Jesus’ parable of the loving Father with the prodigal son is an echo of God’s breaking heart: “What wrong did your fathers find in me that they went far from me, and went after worthlessness and became worthless…for my people have committed two evils: they have forsaken me, the fountain of living waters, and hewed out cisterns for themselves, broken cisterns that can hold no water” (Jeremiah 2:5,13).

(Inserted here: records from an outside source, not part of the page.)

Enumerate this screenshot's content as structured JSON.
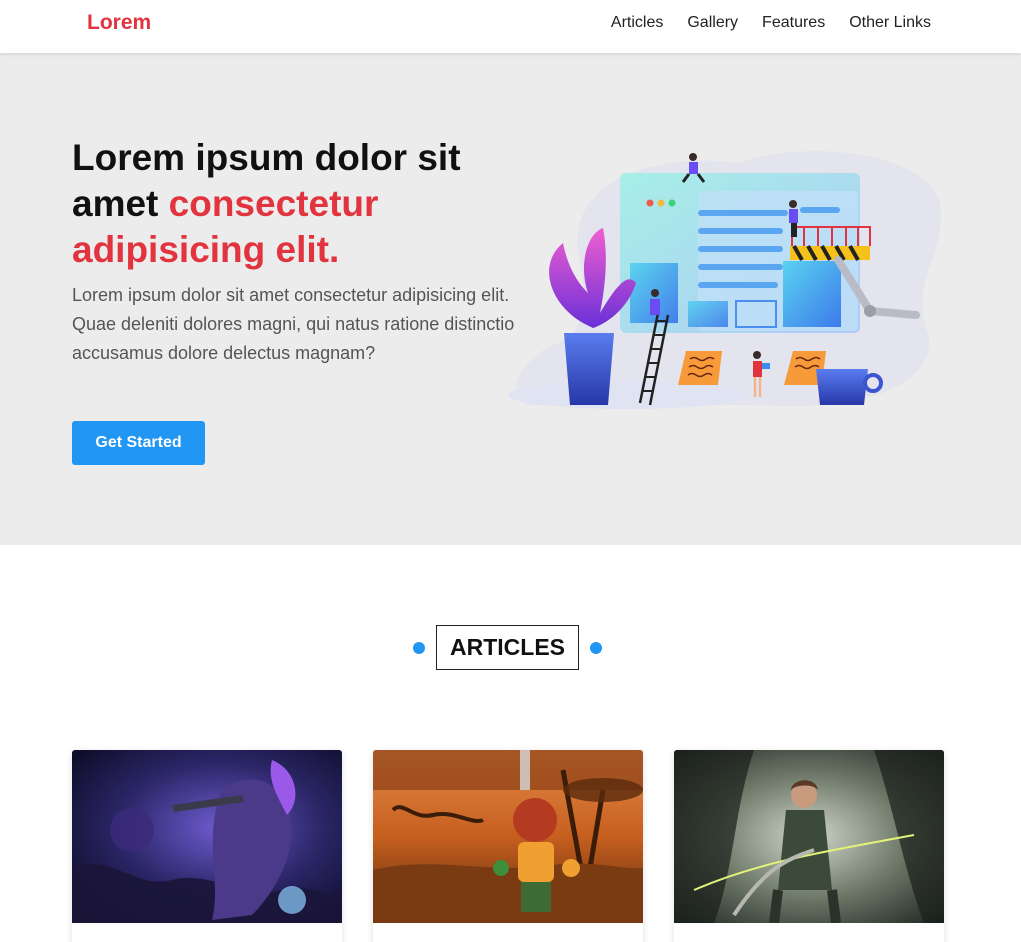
{
  "header": {
    "logo": "Lorem",
    "nav": [
      "Articles",
      "Gallery",
      "Features",
      "Other Links"
    ]
  },
  "hero": {
    "title_plain": "Lorem ipsum dolor sit amet ",
    "title_accent": "consectetur adipisicing elit.",
    "text": "Lorem ipsum dolor sit amet consectetur adipisicing elit. Quae deleniti dolores magni, qui natus ratione distinctio accusamus dolore delectus magnam?",
    "cta_label": "Get Started"
  },
  "articles": {
    "heading": "ARTICLES"
  },
  "colors": {
    "accent_red": "#e2343f",
    "accent_blue": "#2196f3",
    "hero_bg": "#ececec"
  },
  "icons": [
    "hero-illustration"
  ]
}
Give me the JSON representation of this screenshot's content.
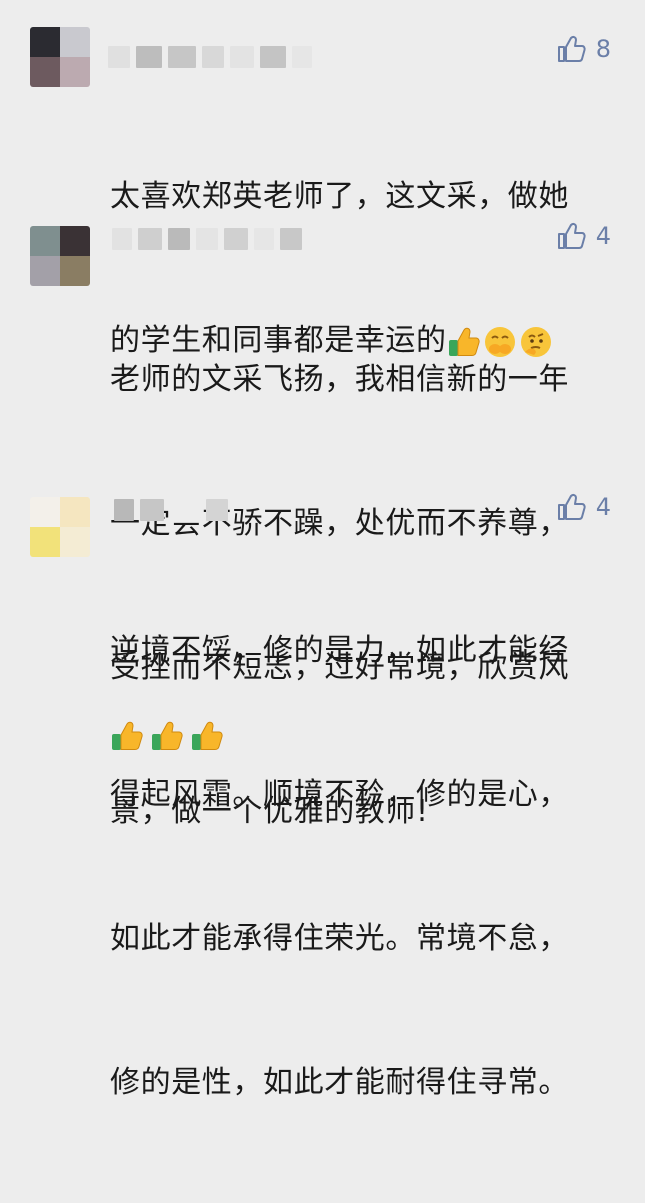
{
  "comments": [
    {
      "likes": "8",
      "text": "太喜欢郑英老师了，这文采，做她的学生和同事都是幸运的",
      "line1": "太喜欢郑英老师了，这文采，做她",
      "line2": "的学生和同事都是幸运的",
      "emojis": [
        "thumbs-up-icon",
        "covering-mouth-face-icon",
        "thinking-face-icon"
      ]
    },
    {
      "likes": "4",
      "line1": "老师的文采飞扬，我相信新的一年",
      "line2": "一定会不骄不躁，处优而不养尊，",
      "line3": "受挫而不短志，过好常境，欣赏风",
      "line4": "景，做一个优雅的教师!"
    },
    {
      "likes": "4",
      "line1": "逆境不馁，修的是力，如此才能经",
      "line2": "得起风霜。顺境不矜，修的是心，",
      "line3": "如此才能承得住荣光。常境不怠，",
      "line4": "修的是性，如此才能耐得住寻常。",
      "emojis": [
        "thumbs-up-icon",
        "thumbs-up-icon",
        "thumbs-up-icon"
      ]
    }
  ],
  "colors": {
    "background": "#ededed",
    "like_blue": "#6b7fa8",
    "text": "#1a1a1a"
  }
}
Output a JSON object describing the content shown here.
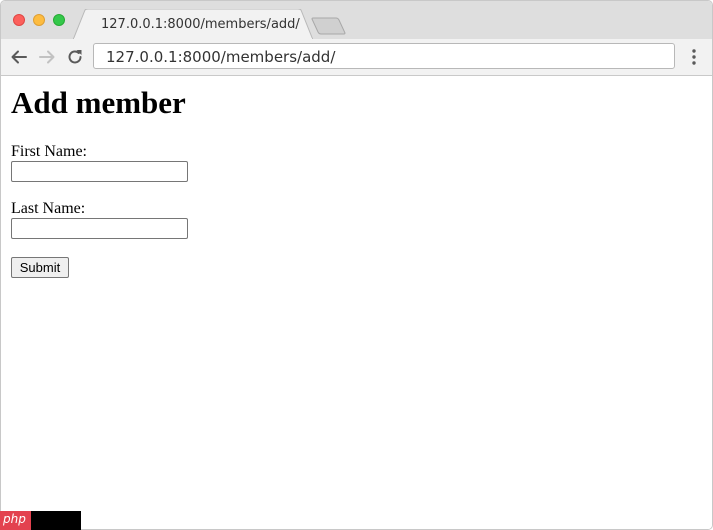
{
  "browser": {
    "tab_title": "127.0.0.1:8000/members/add/",
    "url": "127.0.0.1:8000/members/add/",
    "colors": {
      "close": "#fc605c",
      "minimize": "#fdbc40",
      "maximize": "#34c84a",
      "tabstrip": "#dedede",
      "toolbar": "#f2f2f2"
    },
    "icons": {
      "back": "arrow-left-icon",
      "forward": "arrow-right-icon",
      "reload": "reload-icon",
      "menu": "vertical-dots-icon",
      "new_tab": "new-tab-icon"
    }
  },
  "page": {
    "title": "Add member",
    "form": {
      "first_name_label": "First Name:",
      "first_name_value": "",
      "last_name_label": "Last Name:",
      "last_name_value": "",
      "submit_label": "Submit"
    }
  },
  "watermark": {
    "text": "php",
    "color": "#e3424f"
  }
}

The sound of Christ condemning the Pharisees for their hypocrisy sounds like Jeremiah’s prophecies of warnings to God’s rebellious Israelites: “Why do all who are treacherous thrive? You plant them, and they take root; they grow and produce fruit; you are near in their mouth and far from their heart…They have sown wheat and have reaped thorns; they have tired themselves out but profit nothing. They shall be ashamed of their harvests because of the fierce anger of the LORD” (Jeremiah 12:1b-2&13).
God weeping for Jerusalem’s indifference to his love was heard long before Christ walked on earth: “So I made the whole house of Israel, and the whole house of Judah cling to me, declares the LORD, that they might be for me a people, a name, a praise, and a glory, but they would not listen…But they say, ‘That is in vain! We will follow our own plans, and will every one act according to the stubbornness of his evil heart’” (Jeremiah 13:11 & 18:12).
Jesus came to seek and to save the lost. Jehovah had been seeking his children for a long time before God took on flesh. He called, but they refused to listen. He begged, but they ignored his love. He warned of impending destruction, but they laughed in his face and continued in their folly. Not much has changed. Mercifully, God hasn’t changed! He is still seeking, calling, saving, and he won’t quit! His love is like that! It agonizes for us still.